Survey: Agency Cyber Pros Prefer Perimeter Defense to Encryption
Encryption and other data-at-rest defenses were ranked “dead last” in terms of spending plans over the next year, according to a new report.
Federal cybersecurity professionals say they plan to spend more on data security this year, according to a new survey, but what’s on their shopping list?
A new report from IT security company Vormetric and 451 Research, found most agencies are still overly reliant on perimeter defenses and are not paying enough attention to tools that protect data at rest, such as encryption.
The survey results show “that in many ways, security professionals are like generals fighting the last war,” researcher Garrett Bekker wrote in the report accompanying the survey results. “Spending intentions reflected a tendency to stick with what has worked – or not worked – in the past, such as network and endpoint security.”
The report surveyed 100 senior security executives in the federal government on their planned spending priorities this year compared to a few specific areas in the private sector, such as financial services, retail and health care.
When it comes to cyber defense in the federal government, perimeter defense is still king, according to the survey. Some 53 percent of respondents said their agencies were planning to increase spending on network defenses. Another 46 percent said they planned investments in analysis and correlations tools.
Encryption and other data-at-rest defenses, on the other hand, were ranked “dead last” in terms of spending plans over the next year, the report found. Just 37 percent of respondents said they were planning to increase their spending on such defenses.
Federal security pros appear to still have a high degree of confidence in perimeter defense. Sixty percent of federal security pros said they believe network defenses are very effective, higher than any other sector the report surveyed.
The report argued that thinking is outdated. “Perimeter defenses offer little help defending against multistage attacks,” the report stated, while other measures, such as file and application encryption “have proven to be effective at protecting data after attackers have bypassed perimeter defenses.”
Full disclosure: Vormetric offers a suite of encryption and tokenization products and services.

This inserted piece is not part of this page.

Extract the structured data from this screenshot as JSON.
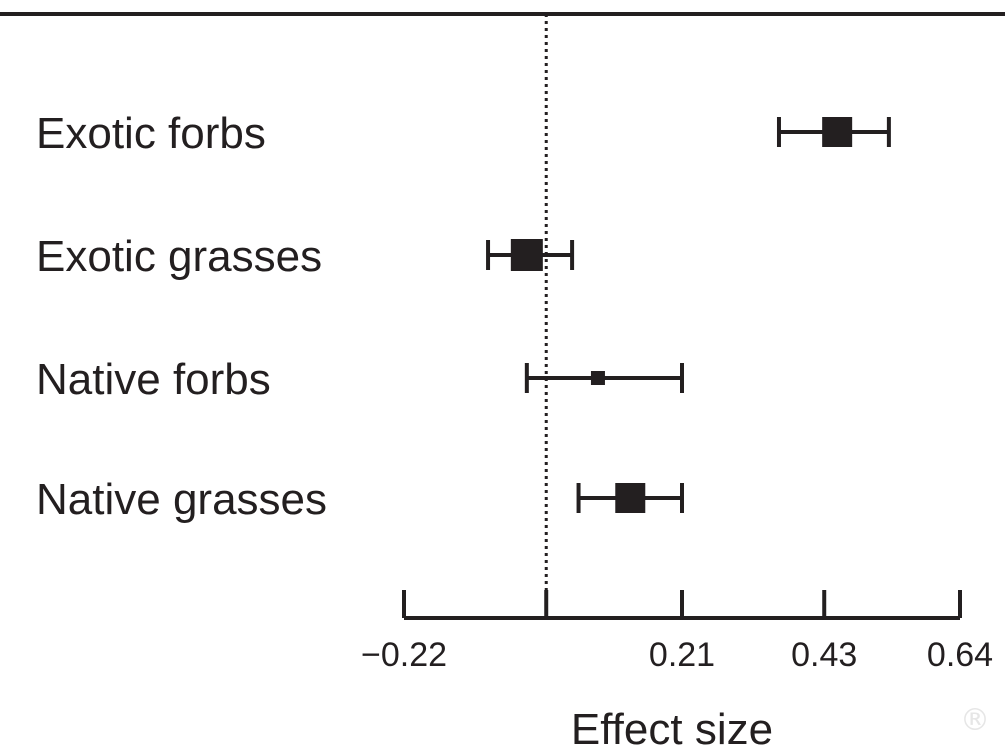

Still, the extent to which some federal agencies were properly locking down sensitive data, including by using encryption, came into light last year when it was revealed the Office of Personnel Management had failed to encrypt background investigation files stored on agency computer systems that contained personal information on millions of federal employees -- files later stolen by hackers in. OPM officials told lawmakers it couldn’t encrypt the sensitive data because its computer networks were too antiquated.
More than half of respondents in the survey -- 51 percent -- cited “complexity” as the biggest barrier to more widespread implementation of data security measures.
The federal government’s well-documented challenges to hire and retain cybersecurity experts also turned up in the survey results. Forty-four percent respondents pointed lack of adequate staffing as the biggest barrier -- higher than for any other sector.
About 43 percent of feds cited budget constraints as the biggest factor -- nearly double the percentage of respondents from more well-resourced sectors, such as financial services.